[Ti] Taking a US computer to Europe

Tom R. no spam tr5374 at csc.albany.edu
Wed May 28 22:32:07 PDT 2003


I've been vaguely reading this thread, wondering why no one has
mentioned WorldText, which came on OS9.2 install CDs for at
least some time, and in Apps>Extras of Apple Developer Tools
(OSX) mid(?)2002.  Maybe I missed something which makes WT
irrelevant to the current issue.....

>From the "About WorldText" file on an OS9.2 install CD:
-----begin copy------
To install WorldText, drag the WorldText icon to your desktop. To
install WorldText Help, double-click the Installer icon.

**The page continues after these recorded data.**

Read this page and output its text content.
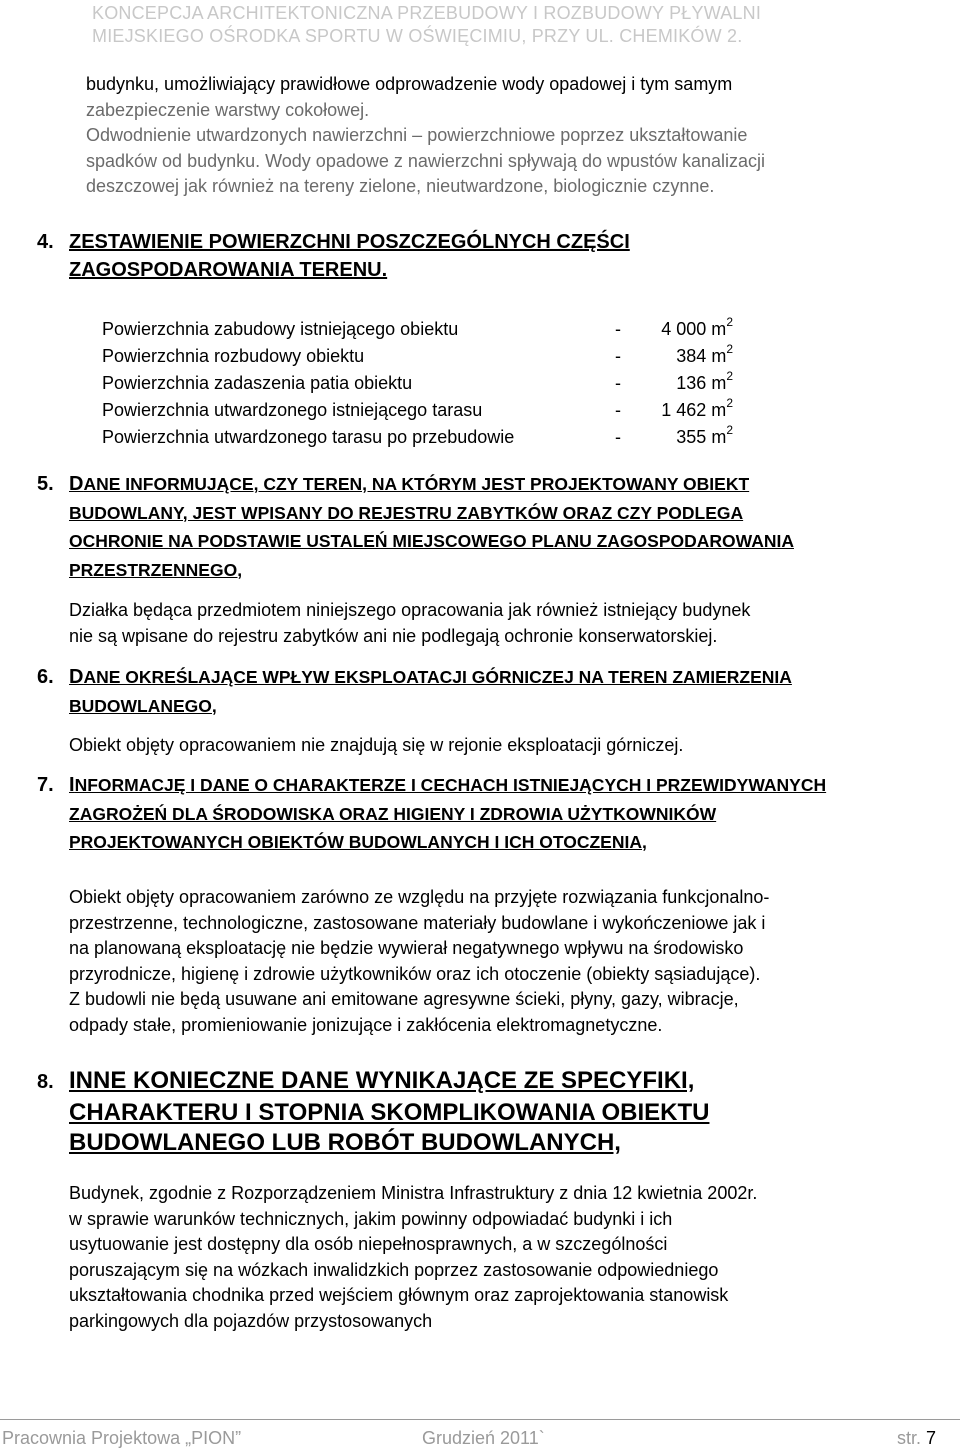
KONCEPCJA ARCHITEKTONICZNA PRZEBUDOWY I ROZBUDOWY PŁYWALNI
MIEJSKIEGO OŚRODKA SPORTU W OŚWIĘCIMIU, PRZY UL. CHEMIKÓW 2.
budynku, umożliwiający prawidłowe odprowadzenie wody opadowej i tym samym
zabezpieczenie warstwy cokołowej.
Odwodnienie utwardzonych nawierzchni – powierzchniowe poprzez ukształtowanie
spadków od budynku. Wody opadowe z nawierzchni spływają do wpustów kanalizacji
deszczowej jak również na tereny zielone, nieutwardzone, biologicznie czynne.
4. ZESTAWIENIE POWIERZCHNI POSZCZEGÓLNYCH CZĘŚCI
ZAGOSPODAROWANIA TERENU.
Powierzchnia zabudowy istniejącego obiektu	-	4 000 $m^2$
Powierzchnia rozbudowy obiektu	-	384 $m^2$
Powierzchnia zadaszenia patia obiektu	-	136 $m^2$
Powierzchnia utwardzonego istniejącego tarasu	-	1 462 $m^2$
Powierzchnia utwardzonego tarasu po przebudowie	-	355 $m^2$
5. DANE INFORMUJĄCE, CZY TEREN, NA KTÓRYM JEST PROJEKTOWANY OBIEKT
BUDOWLANY, JEST WPISANY DO REJESTRU ZABYTKÓW ORAZ CZY PODLEGA
OCHRONIE NA PODSTAWIE USTALEŃ MIEJSCOWEGO PLANU ZAGOSPODAROWANIA
PRZESTRZENNEGO,
Działka będąca przedmiotem niniejszego opracowania jak również istniejący budynek
nie są wpisane do rejestru zabytków ani nie podlegają ochronie konserwatorskiej.
6. DANE OKREŚLAJĄCE WPŁYW EKSPLOATACJI GÓRNICZEJ NA TEREN ZAMIERZENIA
BUDOWLANEGO,
Obiekt objęty opracowaniem nie znajdują się w rejonie eksploatacji górniczej.
7. INFORMACJĘ I DANE O CHARAKTERZE I CECHACH ISTNIEJĄCYCH I PRZEWIDYWANYCH
ZAGROŻEŃ DLA ŚRODOWISKA ORAZ HIGIENY I ZDROWIA UŻYTKOWNIKÓW
PROJEKTOWANYCH OBIEKTÓW BUDOWLANYCH I ICH OTOCZENIA,
Obiekt objęty opracowaniem zarówno ze względu na przyjęte rozwiązania funkcjonalno-
przestrzenne, technologiczne, zastosowane materiały budowlane i wykończeniowe jak i
na planowaną eksploatację nie będzie wywierał negatywnego wpływu na środowisko
przyrodnicze, higienę i zdrowie użytkowników oraz ich otoczenie (obiekty sąsiadujące).
Z budowli nie będą usuwane ani emitowane agresywne ścieki, płyny, gazy, wibracje,
odpady stałe, promieniowanie jonizujące i zakłócenia elektromagnetyczne.
8. INNE KONIECZNE DANE WYNIKAJĄCE ZE SPECYFIKI,
CHARAKTERU I STOPNIA SKOMPLIKOWANIA OBIEKTU
BUDOWLANEGO LUB ROBÓT BUDOWLANYCH,
Budynek, zgodnie z Rozporządzeniem Ministra Infrastruktury z dnia 12 kwietnia 2002r.
w sprawie warunków technicznych, jakim powinny odpowiadać budynki i ich
usytuowanie jest dostępny dla osób niepełnosprawnych, a w szczególności
poruszającym się na wózkach inwalidzkich poprzez zastosowanie odpowiedniego
ukształtowania chodnika przed wejściem głównym oraz zaprojektowania stanowisk
parkingowych dla pojazdów przystosowanych
Pracownia Projektowa „PION”	Grudzień 2011`	str. 7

WorldText is a simple word processor with limited formatting features.
However, it provides some features not included with SimpleText,
particularly Unicode support. With WorldText you can create and save
large documents, and open documents created with other word-processing
programs. WorldText is compatible only with Mac OS 9.1 or later.
 . . .
WorldText also enables you to work easily with multilingual documents
that use Unicode, the worldwide character encoding standard. Unicode
gives you access to many languages, and to more characters for languages
you use now. Here are some examples of characters that can only be
accessed through Unicode:
 . . .
For more information on Unicode, see Using Unicode in Mac Help, and the
Unicode folder in CD Extras on your Mac OS CD. You can add support for
more languages to Mac OS by installing one or more Language Kits; for
further information on this, see Installing and removing languages in
Mac Help.

WorldText documents can contain graphics files, video clips, and sound
files.
------end copy------

On Wed, 28 May 2003, David DelMonte wrote:

> Interesting - works in Text Edit. and in Safari (v.74) but not in Word
> (v.X). Ill play around with Word prefs to see if they need tweaking.
> Thanks to you all.

> On Wednesday, May 28, 2003, at 04:52  PM, David Remahl wrote:
>
> > They only activate in applications capable of using unicode input,
> > such as TextEdit, Safari and other Cocoa applications and
> > well-behaving Carbon apps such as BBEdit (but not Photoshop, IE, Word,
> > etc). Try it in TextEdit and see if they are enabled.